How to build an effective Business Continuity strategy
Dr Sandra Bell, Head of Resilience Consulting, Sungard Availability Services discusses why businesses need to consider business continuity and how to plan a strategy for it.
In order to survive and prosper in today’s fast-moving business environment, organisations need to constantly change so that they remain optimised to their environment. And, if that wasn’t bad enough, the risk landscape is now characterised by uncertainty, complexity and risks with adversaries leading to an increase in both the number and severity of operational disruptions. For example, the UK Financial Conduct Authority recently revealed a 138% increase in that number of significant technology outages reported to them within a single year.
Workplace change and disruption are therefore unavoidable and, however well they are managed, change and disruption always create uncertainty.

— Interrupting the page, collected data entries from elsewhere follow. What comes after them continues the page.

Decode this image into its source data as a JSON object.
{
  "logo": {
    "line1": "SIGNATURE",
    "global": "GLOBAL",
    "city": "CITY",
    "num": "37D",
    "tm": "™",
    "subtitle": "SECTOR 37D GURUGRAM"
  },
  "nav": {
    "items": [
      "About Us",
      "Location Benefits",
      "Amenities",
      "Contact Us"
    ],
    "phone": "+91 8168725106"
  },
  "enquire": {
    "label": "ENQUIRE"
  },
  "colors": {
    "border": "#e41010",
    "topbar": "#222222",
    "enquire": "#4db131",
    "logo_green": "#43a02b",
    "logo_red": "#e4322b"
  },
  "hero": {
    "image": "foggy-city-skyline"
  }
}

Unless employees are adequately supported, uncertainty can very quickly lead to stress, arguments about priorities, self-preservation behaviours and disjointed responses to disruptive incidents.
Therefore, if organisations wish to be resilient, defined by the International Organisation for Standardisation as “the ability of an organisation to absorb and adapt in a changing environment to enable it to deliver its objectives and to survive and prosper,” they must have a strong commitment to supporting employees to adapt to change and cope with emergency situations so that they pull together rather than pull the organisation apart.
Business Continuity: the unlikely personal development tool
A rather unlikely tool that is helping people to cope with change and disruption is the frequently misunderstood discipline of Business Continuity. Most of us think of Business Continuity as simply a tool that allows us to continue some element of operations in the face of disaster by means of manual workarounds etc. A common analogy of Business Continuity is that it is like putting a road traffic accident victim in a coma – you shut down everything apart from those functions that sustain life.
Therefore, how on earth can such a blunt operational tool, that doesn’t even look at everything the organisation does, help forge an understanding right throughout an organisation sufficient to get everyone working toward the corporate goal rather than their local goal either in times of crisis or when they are investing in measures to avert or absorb them?
The answer lies not in the plans and capability required to sustain the life of the organisation’s operations, but in the processes that were used to work out what was needed.
Agreement on the top–level priorities
Before a Business Continuity Manager can work out which operational functions need to be maintained to prevent an operational disruption escalating to a strategic crisis, they must first get the organisation to define and agree the top level priorities of the organisation when disrupted. The health and safety of people and the protection of assets and the environment are clearly primary. But, having agreement on the next three or four business-related priorities will mean that all measures to absorb or adapt that are put in place across the organisation can be implemented with those priorities in mind.
Appreciation of each other’s roles and responsibilities
The Business Continuity process involves identifying the business processes and related dependencies, such as IT applications, suppliers etc., that support the operational functions that need to be maintained to meet the high-level priorities and the impact that would ensue if they were lost. This allows the identification of appropriate Business Continuity strategies, such as replication, post incident acquisition or diversification of activity to be designed.
Whilst such information is useful to the Business Continuity Manager to make the business case for the purchase of capabilities such as alternative workplaces or IT Disaster Recovery, it also graphically illustrates how disparate roles and responsibilities in an organisation mesh together to create a common output. Such illustrations can be used extremely effectively to cut through corporate politics.
Developing cross-organisational supportive relationships
One of the biggest blockers to resilience at the organisational level is individual people, teams or departments just looking after themselves. For example, an IT Department that focusses solely on achieving uptime targets or an operational team concentrating on meeting their output targets when they know that the teams they are delivering to are struggling to keep pace. Business Continuity examines the internal relationships for priority activities in detail and can therefore provide a basis for greater understanding and empathy between people, teams and departments.
Nurturing innovation
Resilient organisations are those that are able to display innovation in the face of adversity. However, the innovation process requires people to have the confidence to innovate together with time to think and experiment. The Business Continuity process not only provides clarity on the priority organisational processes, a set of exemplar responses for anticipated scenarios, but, through training and exercise programmes, a safe environment to experiment and practice innovation under stress.
Therefore next time someone says you need to update your BIA or attend a table top exercise, don’t think of it as you wasting your time to help the Business Continuity Manager write a plan and tick a compliance box, but an opportunity to find out what the business continuity process can do for you.